We are basing our work on the principle of consent, as expressed in the Joint Declaration. It must and will remain an essential cornerstone in any new arrangements or structures on this island.

The Irish Government has long recognised the close connection between the legacy of injustice and discrimination and the environment in which violence has flourished. Much has been done to target discrimination and disadvantage through the mechanism of the Anglo-Irish Agreement, but we accept that there is more to be done. New opportunities for remedying continuing inequalities between the two communities will be offered by a peaceful environment and we are confident that the British Government too fully understands the importance of urgent progress on this front. More broadly, it is essential that new institutions to be agreed will be explicitly based on and committed to the concepts of equality of treatment and parity of esteem.
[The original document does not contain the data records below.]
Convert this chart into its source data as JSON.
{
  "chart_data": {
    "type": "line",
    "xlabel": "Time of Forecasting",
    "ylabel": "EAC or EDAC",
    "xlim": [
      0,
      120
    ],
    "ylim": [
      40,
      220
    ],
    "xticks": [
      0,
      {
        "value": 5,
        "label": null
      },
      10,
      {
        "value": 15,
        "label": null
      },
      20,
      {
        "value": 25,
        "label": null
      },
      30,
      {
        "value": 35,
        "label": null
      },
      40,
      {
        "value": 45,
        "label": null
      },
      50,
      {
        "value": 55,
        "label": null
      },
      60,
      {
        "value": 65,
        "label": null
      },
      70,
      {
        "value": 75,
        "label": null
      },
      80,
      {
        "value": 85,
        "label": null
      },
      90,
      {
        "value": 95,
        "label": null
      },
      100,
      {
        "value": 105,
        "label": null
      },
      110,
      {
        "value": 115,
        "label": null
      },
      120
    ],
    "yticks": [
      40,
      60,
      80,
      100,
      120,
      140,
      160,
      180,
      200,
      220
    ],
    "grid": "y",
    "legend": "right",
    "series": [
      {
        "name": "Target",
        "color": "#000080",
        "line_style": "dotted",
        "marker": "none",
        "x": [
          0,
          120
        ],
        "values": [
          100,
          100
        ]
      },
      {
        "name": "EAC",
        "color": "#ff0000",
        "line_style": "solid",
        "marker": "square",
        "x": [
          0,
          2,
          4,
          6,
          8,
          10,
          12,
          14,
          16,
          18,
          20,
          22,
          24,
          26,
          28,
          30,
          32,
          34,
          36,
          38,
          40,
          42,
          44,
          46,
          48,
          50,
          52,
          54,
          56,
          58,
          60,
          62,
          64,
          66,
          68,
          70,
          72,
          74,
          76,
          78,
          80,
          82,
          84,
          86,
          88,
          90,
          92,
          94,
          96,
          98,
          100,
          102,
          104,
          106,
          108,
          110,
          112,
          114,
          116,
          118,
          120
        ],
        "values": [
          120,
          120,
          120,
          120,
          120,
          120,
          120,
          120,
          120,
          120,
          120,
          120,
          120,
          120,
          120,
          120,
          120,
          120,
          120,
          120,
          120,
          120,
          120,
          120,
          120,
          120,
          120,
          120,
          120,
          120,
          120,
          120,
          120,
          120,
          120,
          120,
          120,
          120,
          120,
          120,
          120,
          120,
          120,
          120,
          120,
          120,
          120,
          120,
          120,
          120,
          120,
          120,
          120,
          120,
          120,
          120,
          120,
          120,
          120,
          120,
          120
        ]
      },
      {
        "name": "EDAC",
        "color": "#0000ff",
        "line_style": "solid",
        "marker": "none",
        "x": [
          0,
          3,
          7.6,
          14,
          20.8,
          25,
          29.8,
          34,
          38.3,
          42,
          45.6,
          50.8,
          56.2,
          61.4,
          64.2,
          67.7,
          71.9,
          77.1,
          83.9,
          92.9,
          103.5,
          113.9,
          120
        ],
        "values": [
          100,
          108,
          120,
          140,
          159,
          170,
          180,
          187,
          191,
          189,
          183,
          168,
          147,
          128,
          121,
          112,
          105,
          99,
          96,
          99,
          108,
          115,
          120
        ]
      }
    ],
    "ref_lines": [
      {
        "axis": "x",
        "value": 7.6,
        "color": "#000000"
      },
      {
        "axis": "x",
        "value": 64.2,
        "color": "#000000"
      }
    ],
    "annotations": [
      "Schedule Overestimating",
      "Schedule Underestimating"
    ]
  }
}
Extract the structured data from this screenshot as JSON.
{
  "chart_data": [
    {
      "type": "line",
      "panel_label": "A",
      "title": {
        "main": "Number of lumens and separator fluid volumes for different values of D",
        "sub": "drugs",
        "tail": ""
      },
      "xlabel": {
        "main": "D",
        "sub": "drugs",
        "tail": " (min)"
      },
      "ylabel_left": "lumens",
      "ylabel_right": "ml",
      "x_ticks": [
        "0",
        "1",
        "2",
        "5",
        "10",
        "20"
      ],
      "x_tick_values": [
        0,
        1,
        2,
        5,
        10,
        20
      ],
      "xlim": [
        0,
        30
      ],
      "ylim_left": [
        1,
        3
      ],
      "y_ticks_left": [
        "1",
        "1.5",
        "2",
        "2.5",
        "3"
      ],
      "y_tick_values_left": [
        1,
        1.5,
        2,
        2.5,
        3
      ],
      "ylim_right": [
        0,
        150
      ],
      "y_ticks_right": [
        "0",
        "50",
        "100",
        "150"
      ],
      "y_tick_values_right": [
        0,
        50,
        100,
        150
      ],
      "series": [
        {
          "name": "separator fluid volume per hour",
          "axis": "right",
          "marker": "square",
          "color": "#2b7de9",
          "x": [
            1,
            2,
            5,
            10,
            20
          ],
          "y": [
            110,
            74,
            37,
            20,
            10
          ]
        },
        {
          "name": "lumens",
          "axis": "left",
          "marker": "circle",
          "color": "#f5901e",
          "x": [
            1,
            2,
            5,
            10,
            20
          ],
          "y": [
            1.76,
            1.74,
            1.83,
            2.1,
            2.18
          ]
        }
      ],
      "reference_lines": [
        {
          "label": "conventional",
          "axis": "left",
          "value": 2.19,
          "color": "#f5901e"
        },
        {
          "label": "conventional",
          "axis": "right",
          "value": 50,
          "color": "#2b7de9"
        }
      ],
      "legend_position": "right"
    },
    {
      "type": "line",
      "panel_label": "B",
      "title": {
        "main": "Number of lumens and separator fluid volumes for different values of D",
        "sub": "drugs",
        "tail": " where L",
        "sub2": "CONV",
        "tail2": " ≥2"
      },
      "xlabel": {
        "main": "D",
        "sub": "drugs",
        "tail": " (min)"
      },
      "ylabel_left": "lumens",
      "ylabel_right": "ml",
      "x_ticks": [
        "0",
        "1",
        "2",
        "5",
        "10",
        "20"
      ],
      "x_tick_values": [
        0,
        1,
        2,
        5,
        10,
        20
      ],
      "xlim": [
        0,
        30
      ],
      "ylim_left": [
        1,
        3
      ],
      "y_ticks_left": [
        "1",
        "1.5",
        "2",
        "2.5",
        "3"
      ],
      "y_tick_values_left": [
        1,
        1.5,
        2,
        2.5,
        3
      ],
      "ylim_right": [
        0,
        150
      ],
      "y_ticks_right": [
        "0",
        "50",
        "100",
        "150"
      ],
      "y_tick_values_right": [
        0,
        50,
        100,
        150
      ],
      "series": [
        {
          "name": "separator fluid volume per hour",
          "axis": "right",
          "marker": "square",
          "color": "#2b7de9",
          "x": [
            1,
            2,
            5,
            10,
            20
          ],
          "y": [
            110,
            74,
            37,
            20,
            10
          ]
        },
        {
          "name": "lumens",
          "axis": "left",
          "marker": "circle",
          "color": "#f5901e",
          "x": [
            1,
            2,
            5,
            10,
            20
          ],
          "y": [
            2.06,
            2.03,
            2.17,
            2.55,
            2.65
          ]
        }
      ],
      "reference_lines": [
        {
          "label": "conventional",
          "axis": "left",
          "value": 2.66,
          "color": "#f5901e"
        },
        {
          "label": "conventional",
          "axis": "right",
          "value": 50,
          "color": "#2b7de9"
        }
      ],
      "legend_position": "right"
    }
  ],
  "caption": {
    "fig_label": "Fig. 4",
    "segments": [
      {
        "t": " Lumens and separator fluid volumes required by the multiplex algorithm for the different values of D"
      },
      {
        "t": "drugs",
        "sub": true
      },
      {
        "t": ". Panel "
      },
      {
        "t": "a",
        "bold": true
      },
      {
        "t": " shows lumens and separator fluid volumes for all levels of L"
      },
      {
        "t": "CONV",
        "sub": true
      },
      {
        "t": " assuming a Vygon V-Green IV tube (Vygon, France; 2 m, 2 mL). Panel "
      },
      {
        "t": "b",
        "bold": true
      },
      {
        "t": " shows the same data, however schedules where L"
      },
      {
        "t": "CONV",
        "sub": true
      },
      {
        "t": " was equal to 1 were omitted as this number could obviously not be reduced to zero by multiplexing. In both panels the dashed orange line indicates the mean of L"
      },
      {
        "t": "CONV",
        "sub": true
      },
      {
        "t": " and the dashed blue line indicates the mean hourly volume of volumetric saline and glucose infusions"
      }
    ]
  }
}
In working to make use of the opportunities now granted to us, we have many advantages. These include the goodwill, active interest and commitment of President Clinton and other American leaders in Congress whose continued determination to assist us in whatever ways possible is greatly appreciated by the Irish Government. We can rely on the backing of our friends in the European Union and throughout the world.

Above all, we can rely on the powerful desire of the overwhelming majority of the Irish people for peace and for a lasting political settlement which fairly accommodates both our great traditions. Today's IRA statement is a response to the mood of the people, a recognition that there is no place for violence in our political culture. Today is a day of hope for the people of this island. It is a message above all for each of us to engage in reconciliation. We in public life must strive to ensure that we seize the opportunity which has now been granted to us and that ours is the generation which has the honour to witness a new beginning in Irish life.

The Dáil adjourned at 10.30 p.m. until 10.30 a.m. on Thursday, 1 September 1994.